Posted Pete Bauer Author, Novel, story telling, Writing

Every writer doubts their abilities.  It’s the nature of the process.

When working on a novel, invariably I will write something of which I am certain is effective that, upon further scrutiny, seems to suck.


The reality is none of these are true; it is neither effective or awful.  The fact that it can in inhabit both spaces at the same time means it needs further work.

Writing is hard.  Really hard.

Most of the time, writing is less about inspiration and more about getting the story onto paper, in all of its imperfectness.  Sure, it’s those moments of inspiration that keep you going, like when you hit one sweet drive on a par 5 that inspires you to hack your way through the remaining 18 holes, but the rest of the time, writing is relentless.

It’d be great if all writing was inspired.  If your brain functioned optimally.  If every word you wrote down was the best way to express the thought.

But, if that was how writing occurred, everyone would do it.

Writing is work.  It’s forcing yourself to write what you know sucks so that you will eventually hone it into something powerful after another 20 drafts.  It’s spending two hours working on two paragraphs.  It’s spending fifteen minutes running through the synonym function on your computer trying to find the word you just can’t remember.

Its sitting by yourself, trying to create a world for others, while you fumble with how best to describe it.  It’s writing in voices that aren’t your own.  It’s putting characters you love through hell.

And it’s writing a lot of words that are wrong so you can eventually find the few that are right.

Writing and doubts are often the best of friends.  But they’re not spouses.  With enough effort and persistence the doubts will eventually fade away.

Writing is hard.  That’s why it’s so awesome.

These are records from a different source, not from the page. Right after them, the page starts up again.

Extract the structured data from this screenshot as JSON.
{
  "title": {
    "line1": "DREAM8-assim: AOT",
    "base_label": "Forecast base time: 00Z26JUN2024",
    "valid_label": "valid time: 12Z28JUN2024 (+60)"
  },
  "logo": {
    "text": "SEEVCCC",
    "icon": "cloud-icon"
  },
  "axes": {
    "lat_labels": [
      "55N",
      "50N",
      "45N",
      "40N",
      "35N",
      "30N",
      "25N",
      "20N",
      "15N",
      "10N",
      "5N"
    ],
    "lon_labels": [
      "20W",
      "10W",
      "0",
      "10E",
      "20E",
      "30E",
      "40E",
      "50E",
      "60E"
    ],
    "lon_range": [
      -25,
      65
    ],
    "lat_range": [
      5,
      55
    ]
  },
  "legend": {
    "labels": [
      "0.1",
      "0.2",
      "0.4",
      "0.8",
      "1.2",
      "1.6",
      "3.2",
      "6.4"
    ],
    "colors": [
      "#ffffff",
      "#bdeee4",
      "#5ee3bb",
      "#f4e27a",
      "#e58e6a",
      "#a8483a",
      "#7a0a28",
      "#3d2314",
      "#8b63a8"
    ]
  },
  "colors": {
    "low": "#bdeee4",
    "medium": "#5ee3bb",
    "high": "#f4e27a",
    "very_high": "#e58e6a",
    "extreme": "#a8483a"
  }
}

2 Comments on “When You Feel You Suck as a Writer

  • Thanks for the post. It hit home. I love to write; however, so many times I begin a story that I know is good only to quit before the first chapter is complete because I can’t get the wording right. What I got out of your post is to just GET THE STORY OUT…, THEN tweak the wording. VERY good advice. Thanks again.

    • sonlightpicturesblog says:

      Yes, it’s a hard lesson to learn. It took me some time as well. Now, I just focus on getting the first draft done, no matter what, because the editing process requires rewrites. If rewriting is inevitable then I don’t worry about writing stuff I know will need ’em. It frees me to write something bad because, in there, is probably the foundation of something good.